There’s more than one Ranger O2 Sensor in your Ford truck, but the most important one is the upstream oxygen sensor. This unit is also known as the primary O2 sensor, and for good reason. It’s the sensor that your Ford engine computer relies on to relay to make the right adjustments to fuel delivery. Today I’ll be showing you how to test the upstream Ranger O2 sensor in a 1997 Ford truck with the 2.3 liter engine in it.
When your truck is running your computer is constantly trying to reach the most efficient air fuel ratio possible. This is called closed loop operation and your Ford truck uses the signal from the upstream oxygen sensor to do it. As you put miles on your Ford Ranger however, this sensor can become fouled or fail all together.
Failure of your Ranger O2 Sensor can result in quite a few Ford truck issues. Some of the more common Ford Ranger problems can include a rough idle, or your truck shifting harshly. If your Ford engine computer sees a value that it doesn’t like from the primary O2 sensor, it will throw your Ranger check engine light on. If you own a 1995 and above Ford Ranger, this means you’ll need a OBDII scan tool to retrieve your trouble code.
Your primary Ranger oxygen sensor is located on the passenger side of the vehicle. To reach the harness to your O2 sensor you may need to remove your Ranger mass air flow sensor and the intake tract to your throttle body.
If you suspect your Ranger O2 Sensor as the primary culprit to the problems with your Ford truck, I’ll be showing you how to test the operation using a digital multimeter. Not sure what this is or have no idea how to use one? Check our guide on voltmeters, multimeters and more here.

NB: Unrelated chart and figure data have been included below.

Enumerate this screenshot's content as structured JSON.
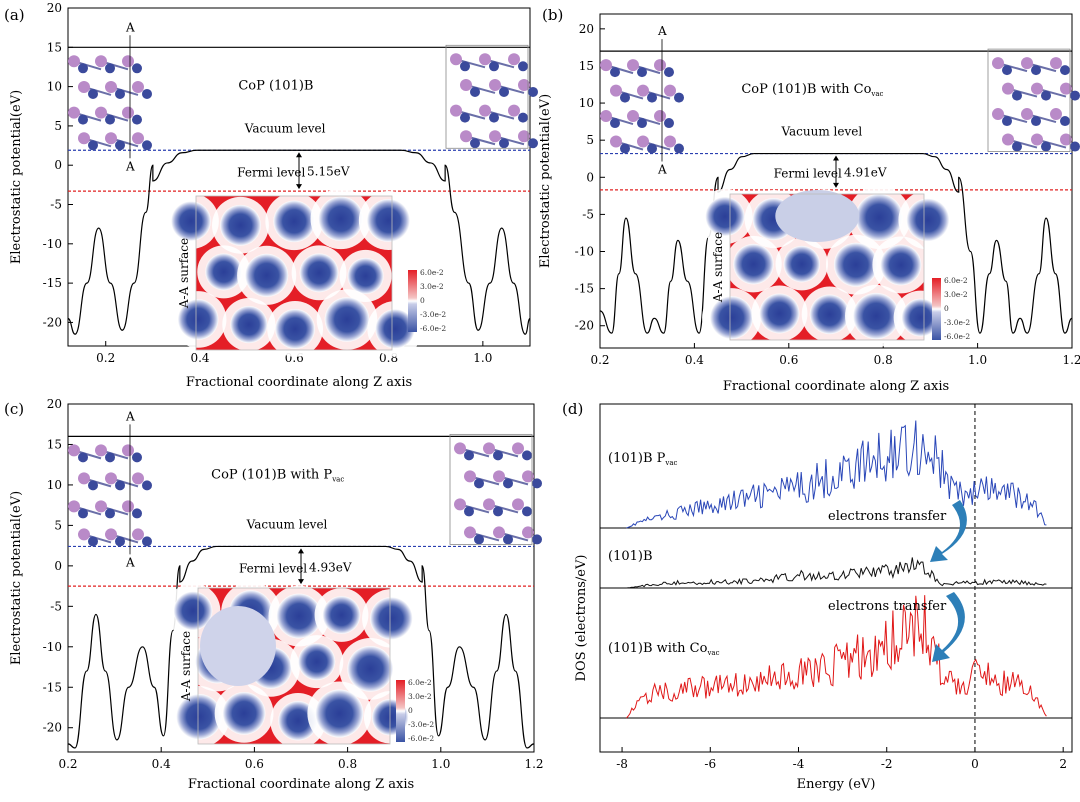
{
  "colors": {
    "potential_line": "#000000",
    "vacuum_line": "#2a3fb0",
    "fermi_line": "#e02020",
    "map_red": "#e41e26",
    "map_blue": "#3a53a4",
    "atom_co": "#3b4a9c",
    "atom_p": "#b98ac8",
    "dos_pvac": "#2a47b8",
    "dos_101b": "#111111",
    "dos_covac": "#e01818",
    "arrow": "#2d7fb8"
  },
  "icons": [
    "atomic-structure-icon",
    "curved-arrow-icon",
    "double-arrow-icon"
  ],
  "chart_data": [
    {
      "panel": "(a)",
      "type": "line",
      "title": "CoP (101)B",
      "title_sub": "",
      "xlabel": "Fractional coordinate along Z axis",
      "ylabel": "Electrostatic potential(eV)",
      "xlim": [
        0.12,
        1.1
      ],
      "ylim": [
        -23,
        20
      ],
      "xticks": [
        "0.2",
        "0.4",
        "0.6",
        "0.8",
        "1.0"
      ],
      "xtick_values": [
        0.2,
        0.4,
        0.6,
        0.8,
        1.0
      ],
      "yticks": [
        "20",
        "15",
        "10",
        "5",
        "0",
        "-5",
        "-10",
        "-15",
        "-20"
      ],
      "ytick_values": [
        20,
        15,
        10,
        5,
        0,
        -5,
        -10,
        -15,
        -20
      ],
      "slab_top": 15,
      "vacuum_level": 1.9,
      "fermi_level": -3.3,
      "work_function": "5.15eV",
      "vacuum_label": "Vacuum level",
      "fermi_label": "Fermi level",
      "marker_label": "A",
      "surface_label": "A-A surface",
      "colorbar_ticks": [
        "6.0e-2",
        "3.0e-2",
        "0",
        "-3.0e-2",
        "-6.0e-2"
      ],
      "plateau": [
        0.3,
        0.92
      ],
      "left_wells": [
        [
          0.12,
          -19.5
        ],
        [
          0.135,
          -21.5
        ],
        [
          0.16,
          -15
        ],
        [
          0.185,
          -8
        ],
        [
          0.21,
          -15
        ],
        [
          0.235,
          -21
        ],
        [
          0.26,
          -15
        ],
        [
          0.285,
          -6
        ],
        [
          0.3,
          0
        ]
      ],
      "right_wells": [
        [
          0.92,
          0
        ],
        [
          0.94,
          -6
        ],
        [
          0.97,
          -15
        ],
        [
          0.99,
          -21
        ],
        [
          1.015,
          -15
        ],
        [
          1.04,
          -8
        ],
        [
          1.065,
          -15
        ],
        [
          1.09,
          -21.5
        ],
        [
          1.1,
          -19.5
        ]
      ]
    },
    {
      "panel": "(b)",
      "type": "line",
      "title": "CoP (101)B  with Co",
      "title_sub": "vac",
      "xlabel": "Fractional coordinate along Z axis",
      "ylabel": "Electrostatic potential(eV)",
      "xlim": [
        0.2,
        1.2
      ],
      "ylim": [
        -23,
        22
      ],
      "xticks": [
        "0.2",
        "0.4",
        "0.6",
        "0.8",
        "1.0",
        "1.2"
      ],
      "xtick_values": [
        0.2,
        0.4,
        0.6,
        0.8,
        1.0,
        1.2
      ],
      "yticks": [
        "20",
        "15",
        "10",
        "5",
        "0",
        "-5",
        "-10",
        "-15",
        "-20"
      ],
      "ytick_values": [
        20,
        15,
        10,
        5,
        0,
        -5,
        -10,
        -15,
        -20
      ],
      "slab_top": 17,
      "vacuum_level": 3.2,
      "fermi_level": -1.7,
      "work_function": "4.91eV",
      "vacuum_label": "Vacuum level",
      "fermi_label": "Fermi level",
      "marker_label": "A",
      "surface_label": "A-A surface",
      "colorbar_ticks": [
        "6.0e-2",
        "3.0e-2",
        "0",
        "-3.0e-2",
        "-6.0e-2"
      ],
      "plateau": [
        0.45,
        0.96
      ],
      "left_wells": [
        [
          0.2,
          -18
        ],
        [
          0.225,
          -21
        ],
        [
          0.24,
          -13
        ],
        [
          0.255,
          -5.5
        ],
        [
          0.275,
          -13
        ],
        [
          0.3,
          -21
        ],
        [
          0.315,
          -19
        ],
        [
          0.335,
          -21
        ],
        [
          0.35,
          -14
        ],
        [
          0.365,
          -8.5
        ],
        [
          0.385,
          -14
        ],
        [
          0.41,
          -21
        ],
        [
          0.43,
          -8
        ],
        [
          0.45,
          0
        ]
      ],
      "right_wells": [
        [
          0.96,
          0
        ],
        [
          0.985,
          -10
        ],
        [
          1.005,
          -21
        ],
        [
          1.025,
          -13
        ],
        [
          1.04,
          -8.5
        ],
        [
          1.06,
          -14
        ],
        [
          1.075,
          -21
        ],
        [
          1.09,
          -19
        ],
        [
          1.105,
          -21
        ],
        [
          1.13,
          -13
        ],
        [
          1.145,
          -5.5
        ],
        [
          1.165,
          -13
        ],
        [
          1.185,
          -21
        ],
        [
          1.2,
          -19
        ]
      ]
    },
    {
      "panel": "(c)",
      "type": "line",
      "title": "CoP (101)B with P",
      "title_sub": "vac",
      "xlabel": "Fractional coordinate along Z axis",
      "ylabel": "Electrostatic potential(eV)",
      "xlim": [
        0.2,
        1.2
      ],
      "ylim": [
        -23,
        20
      ],
      "xticks": [
        "0.2",
        "0.4",
        "0.6",
        "0.8",
        "1.0",
        "1.2"
      ],
      "xtick_values": [
        0.2,
        0.4,
        0.6,
        0.8,
        1.0,
        1.2
      ],
      "yticks": [
        "20",
        "15",
        "10",
        "5",
        "0",
        "-5",
        "-10",
        "-15",
        "-20"
      ],
      "ytick_values": [
        20,
        15,
        10,
        5,
        0,
        -5,
        -10,
        -15,
        -20
      ],
      "slab_top": 16,
      "vacuum_level": 2.4,
      "fermi_level": -2.5,
      "work_function": "4.93eV",
      "vacuum_label": "Vacuum level",
      "fermi_label": "Fermi level",
      "marker_label": "A",
      "surface_label": "A-A surface",
      "colorbar_ticks": [
        "6.0e-2",
        "3.0e-2",
        "0",
        "-3.0e-2",
        "-6.0e-2"
      ],
      "plateau": [
        0.44,
        0.96
      ],
      "left_wells": [
        [
          0.2,
          -22
        ],
        [
          0.215,
          -22.5
        ],
        [
          0.24,
          -13
        ],
        [
          0.26,
          -6
        ],
        [
          0.28,
          -13
        ],
        [
          0.305,
          -21.5
        ],
        [
          0.33,
          -15
        ],
        [
          0.36,
          -10
        ],
        [
          0.385,
          -15
        ],
        [
          0.405,
          -21
        ],
        [
          0.425,
          -8
        ],
        [
          0.44,
          0
        ]
      ],
      "right_wells": [
        [
          0.96,
          0
        ],
        [
          0.975,
          -8
        ],
        [
          0.995,
          -21
        ],
        [
          1.015,
          -15
        ],
        [
          1.04,
          -10
        ],
        [
          1.07,
          -15
        ],
        [
          1.095,
          -21.5
        ],
        [
          1.12,
          -13
        ],
        [
          1.14,
          -6
        ],
        [
          1.16,
          -13
        ],
        [
          1.185,
          -22.5
        ],
        [
          1.2,
          -22
        ]
      ]
    },
    {
      "panel": "(d)",
      "type": "line",
      "xlabel": "Energy (eV)",
      "ylabel": "DOS (electrons/eV)",
      "xlim": [
        -8.5,
        2.2
      ],
      "xticks": [
        "-8",
        "-6",
        "-4",
        "-2",
        "0",
        "2"
      ],
      "xtick_values": [
        -8,
        -6,
        -4,
        -2,
        0,
        2
      ],
      "fermi_energy": 0,
      "series": [
        {
          "name": "(101)B P",
          "name_sub": "vac",
          "color_key": "dos_pvac",
          "envelope": [
            [
              -7.9,
              0
            ],
            [
              -7.6,
              0.5
            ],
            [
              -6,
              1.8
            ],
            [
              -4,
              3.2
            ],
            [
              -3,
              4.5
            ],
            [
              -2.2,
              5.5
            ],
            [
              -1.5,
              6.8
            ],
            [
              -1,
              6.3
            ],
            [
              -0.6,
              3.5
            ],
            [
              -0.3,
              2.6
            ],
            [
              0.2,
              3
            ],
            [
              1,
              2.6
            ],
            [
              1.4,
              1.5
            ],
            [
              1.65,
              0
            ]
          ]
        },
        {
          "name": "(101)B",
          "name_sub": "",
          "color_key": "dos_101b",
          "envelope": [
            [
              -7.9,
              0
            ],
            [
              -7,
              0.6
            ],
            [
              -5,
              0.8
            ],
            [
              -4,
              1.5
            ],
            [
              -3,
              1.6
            ],
            [
              -2,
              2
            ],
            [
              -1.4,
              2.7
            ],
            [
              -1.1,
              2.2
            ],
            [
              -0.8,
              0.4
            ],
            [
              0,
              0.7
            ],
            [
              1,
              0.7
            ],
            [
              1.65,
              0.4
            ]
          ]
        },
        {
          "name": "(101)B with Co",
          "name_sub": "vac",
          "color_key": "dos_covac",
          "envelope": [
            [
              -7.9,
              0
            ],
            [
              -7.5,
              2
            ],
            [
              -6,
              2.6
            ],
            [
              -4,
              3.5
            ],
            [
              -3,
              4.5
            ],
            [
              -2,
              6
            ],
            [
              -1.5,
              8
            ],
            [
              -1.1,
              7.5
            ],
            [
              -0.7,
              3.2
            ],
            [
              -0.2,
              2.4
            ],
            [
              0.1,
              4
            ],
            [
              0.5,
              3
            ],
            [
              1.2,
              2.6
            ],
            [
              1.65,
              0
            ]
          ]
        }
      ],
      "annotations": [
        "electrons transfer",
        "electrons transfer"
      ]
    }
  ]
}
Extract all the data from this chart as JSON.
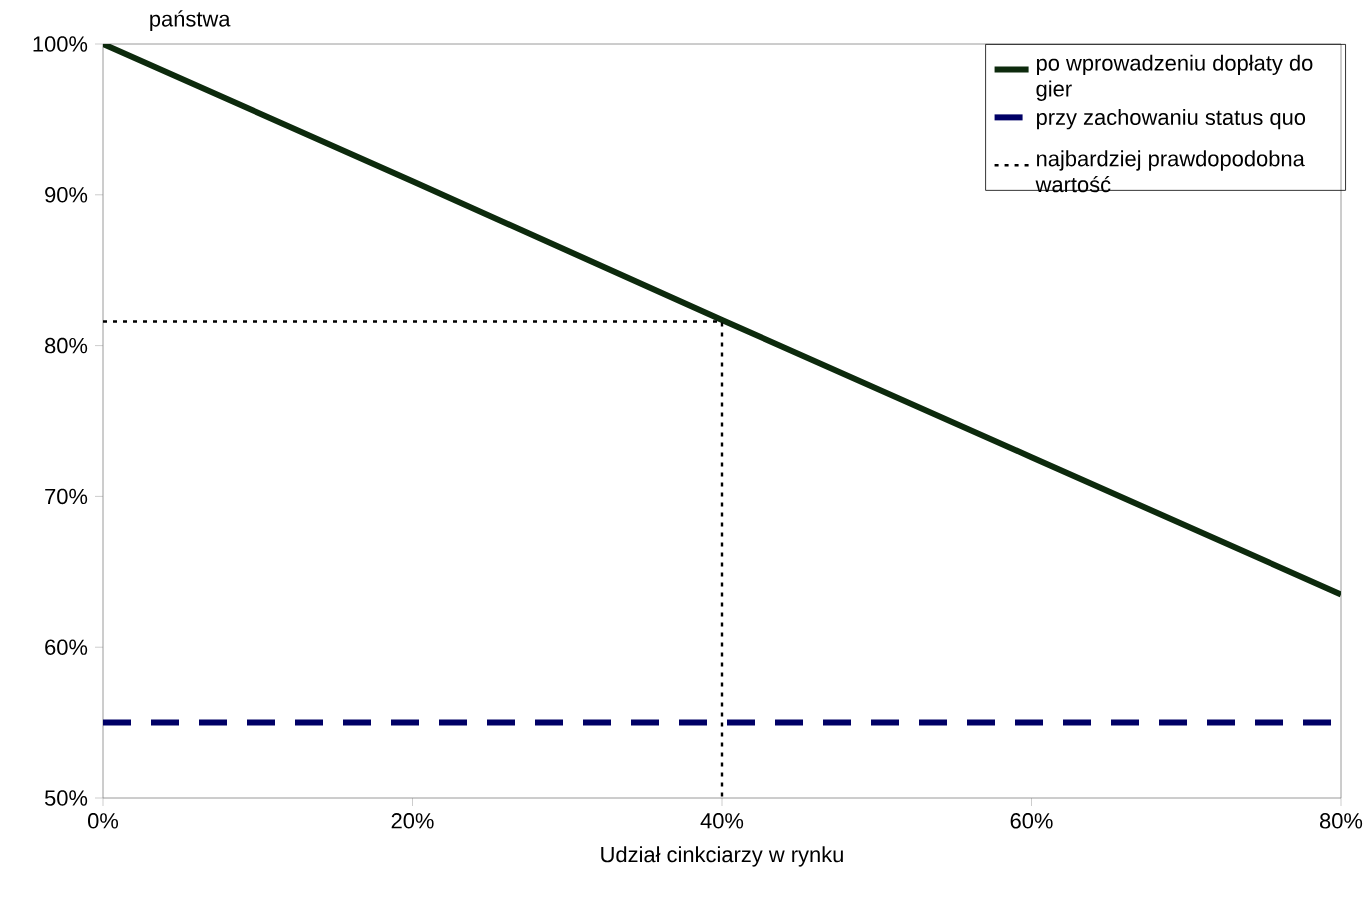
{
  "chart_data": {
    "type": "line",
    "xlabel": "Udział cinkciarzy w rynku",
    "ylabel": "państwa",
    "xlim": [
      0,
      80
    ],
    "ylim": [
      50,
      100
    ],
    "xticks": [
      {
        "value": 0,
        "label": "0%"
      },
      {
        "value": 20,
        "label": "20%"
      },
      {
        "value": 40,
        "label": "40%"
      },
      {
        "value": 60,
        "label": "60%"
      },
      {
        "value": 80,
        "label": "80%"
      }
    ],
    "yticks": [
      {
        "value": 50,
        "label": "50%"
      },
      {
        "value": 60,
        "label": "60%"
      },
      {
        "value": 70,
        "label": "70%"
      },
      {
        "value": 80,
        "label": "80%"
      },
      {
        "value": 90,
        "label": "90%"
      },
      {
        "value": 100,
        "label": "100%"
      }
    ],
    "legend": "top right",
    "grid": false,
    "series": [
      {
        "name": "po wprowadzeniu dopłaty do gier",
        "color": "#0d2a0d",
        "line_style": "solid",
        "x": [
          0,
          20,
          40,
          60,
          80
        ],
        "values": [
          100,
          90.9,
          81.7,
          72.6,
          63.5
        ]
      },
      {
        "name": "przy zachowaniu status quo",
        "color": "#000066",
        "line_style": "dashed",
        "x": [
          0,
          80
        ],
        "values": [
          55,
          55
        ]
      },
      {
        "name": "najbardziej prawdopodobna wartość",
        "color": "#000000",
        "line_style": "dotted",
        "x": [
          0,
          40,
          40
        ],
        "values": [
          81.6,
          81.6,
          50
        ]
      }
    ]
  }
}
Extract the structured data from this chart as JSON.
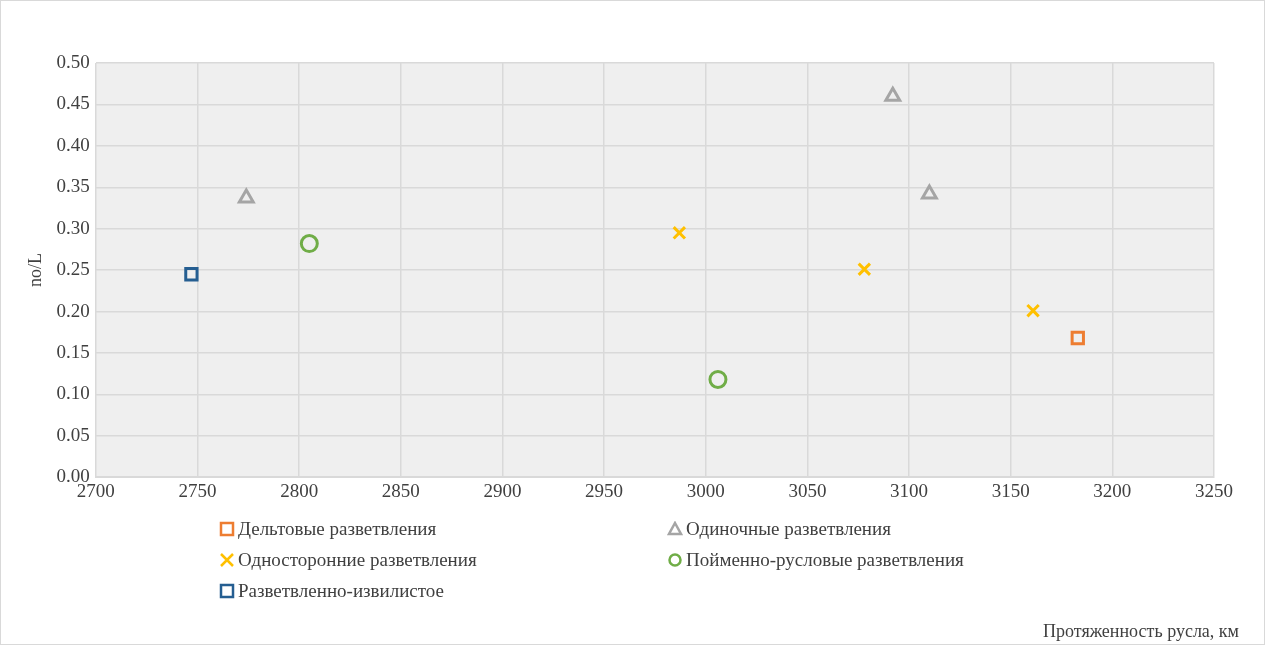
{
  "chart_data": {
    "type": "scatter",
    "annotations": [
      "Протяженность русла, км"
    ],
    "ylabel": "no/L",
    "xlim": [
      2700,
      3250
    ],
    "xticks": [
      2700,
      2750,
      2800,
      2850,
      2900,
      2950,
      3000,
      3050,
      3100,
      3150,
      3200,
      3250
    ],
    "ylim": [
      0,
      0.5
    ],
    "yticks": [
      {
        "value": 0,
        "label": "0.00"
      },
      {
        "value": 0.05,
        "label": "0.05"
      },
      {
        "value": 0.1,
        "label": "0.10"
      },
      {
        "value": 0.15,
        "label": "0.15"
      },
      {
        "value": 0.2,
        "label": "0.20"
      },
      {
        "value": 0.25,
        "label": "0.25"
      },
      {
        "value": 0.3,
        "label": "0.30"
      },
      {
        "value": 0.35,
        "label": "0.35"
      },
      {
        "value": 0.4,
        "label": "0.40"
      },
      {
        "value": 0.45,
        "label": "0.45"
      },
      {
        "value": 0.5,
        "label": "0.50"
      }
    ],
    "grid": true,
    "legend": "bottom",
    "series": [
      {
        "name": "Дельтовые разветвления",
        "color": "#ed7d31",
        "marker": "square",
        "x": [
          3183
        ],
        "values": [
          0.168
        ]
      },
      {
        "name": "Одиночные разветвления",
        "color": "#a5a5a5",
        "marker": "triangle",
        "x": [
          2774,
          3092,
          3110
        ],
        "values": [
          0.337,
          0.46,
          0.342
        ]
      },
      {
        "name": "Односторонние разветвления",
        "color": "#ffc000",
        "marker": "cross",
        "x": [
          2987,
          3078,
          3161
        ],
        "values": [
          0.295,
          0.251,
          0.201
        ]
      },
      {
        "name": "Пойменно-русловые разветвления",
        "color": "#70ad47",
        "marker": "circle",
        "x": [
          2805,
          3006
        ],
        "values": [
          0.282,
          0.118
        ]
      },
      {
        "name": "Разветвленно-извилистое",
        "color": "#255e91",
        "marker": "square",
        "x": [
          2747
        ],
        "values": [
          0.245
        ]
      }
    ]
  }
}
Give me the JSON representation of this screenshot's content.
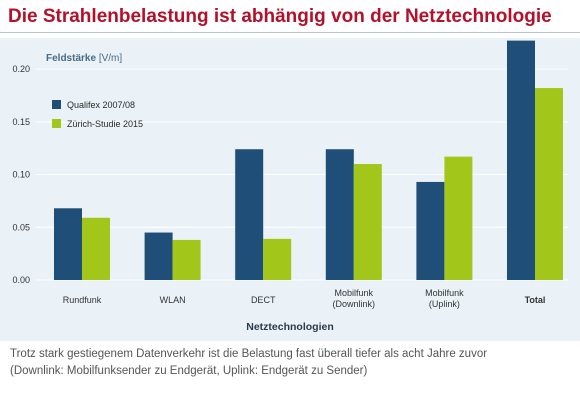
{
  "title": "Die Strahlenbelastung ist abhängig von der Netztechnologie",
  "caption": {
    "line1": "Trotz stark gestiegenem Datenverkehr ist die Belastung fast überall tiefer als acht Jahre zuvor",
    "line2": "(Downlink: Mobilfunksender zu Endgerät, Uplink: Endgerät zu Sender)"
  },
  "colors": {
    "series1": "#1f4e79",
    "series2": "#a3c61a",
    "title": "#b5102a",
    "panel": "#eaf2f7",
    "grid": "#ffffff",
    "text": "#333333"
  },
  "chart_data": {
    "type": "bar",
    "title": "Die Strahlenbelastung ist abhängig von der Netztechnologie",
    "ylabel_bold": "Feldstärke",
    "ylabel_unit": "[V/m]",
    "xlabel": "Netztechnologien",
    "ylim": [
      0,
      0.22
    ],
    "yticks": [
      "0.00",
      "0.05",
      "0.10",
      "0.15",
      "0.20"
    ],
    "grid": true,
    "legend_position": "top-left",
    "categories": [
      "Rundfunk",
      "WLAN",
      "DECT",
      "Mobilfunk\n(Downlink)",
      "Mobilfunk\n(Uplink)",
      "Total"
    ],
    "bold_category": "Total",
    "series": [
      {
        "name": "Qualifex 2007/08",
        "values": [
          0.068,
          0.045,
          0.124,
          0.124,
          0.093,
          0.227
        ]
      },
      {
        "name": "Zürich-Studie 2015",
        "values": [
          0.059,
          0.038,
          0.039,
          0.11,
          0.117,
          0.182
        ]
      }
    ]
  }
}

Ford Ranger issues from a bad front O2 sensor
When your upstream oxygen sensor goes out on your Ford Ranger, your engine computer will lack the ability to adjust the fuel properly. This can cause a variety of problems from annoying to highly dangerous or potentially disastrous. Here’s a few other Ford Ranger problems that are common to this sensor failure below :
- Bad Gas Mileage
- Excessively Rich – Too much fuel
- Catalytic converter failure
- Inconsistent shift points
- Check Engine Light ON
When you notice any of these Ford Ranger issues that relate to your front oxygen sensor, you’ll need this guide to test your Ranger O2 sensor. Without the ability to read your exhaust, there’s a good chance your engine will run rich.
Too much fuel means that the excessive hydrocarbons can cause your oil to break down and lose it’s viscosity. Left uncorrected this condition can make your engine bearings prematurely wear and fail.
These hydrocarbons in your exhaust can also burn out your catalytic converter. Either one of these Ford Ranger problems is an expensive repair. To Test your Ford Ranger O2 sensor, we’ll be starting with the power wire.
Testing the Ford Ranger O2 Sensor for Power
You may need to remove the intake tract from your 2.3 liter Ranger engine to reach the front or upstream O2 sensor. Once you’ve located it, disconnect the sensor and then turn the ignition to the “ON” position.
Now that your ignition is turned to the “ON” position, you are sending power to the engine sensors. The first wire you’ll be checking is located at PIN B, remember that you are testing the FEMALE harness or the ENGINE side of the Ranger O2 sensor.
With the ignition turned to the “ON” position, you should have between 11- 12 volts of power.
If you have power here the next step is to check the ground signal at your upstream Ranger O2 sensor. This is at the female wire of PIN A. Make sure when you are testing the engine harness to never force the multimeter lead into the metal connectors.
Doing so could cause a serious and permanent contact issue. If you don’t want intermittent Ranger O2 sensor issues, you want to gently test the pins in question.
If you have a ground signal at PIN A, then your Ranger O2 sensor should have power and ground needed to function. The next step of this DIY tutorial, you will be measuring the internal resistance of your primary Ranger O2 sensor to see if it’s any good.
Measuring the Ranger O2 sensor internal resistance
The pins you will be measuring now require you to turn the multimeter to the resistance mode. This will allow you to read the internal resistance of your upstream oxygen sensor. This value will let you know whether or not your upstream Ranger O2 sensor has gone bad or not.
You will note that our upstream Ranger O2 sensor wiring diagram shown here is displaying the MALE side or the sensor side.
Probe PIN A and PIN B for the internal resistance. There should be a solid value here, and without a short or an open condition.
If your upstream Ranger O2 sensor is still okay, you will have between 3-27 Ω at these two wires.
Readings upwards of 10 k Ω is a clear sign that your upstream oxygen sensor has died. If this is the case, disconnect the Ranger O2 sensor and remove it. Install a replacement upstream oxygen sensor to correct your engine operation.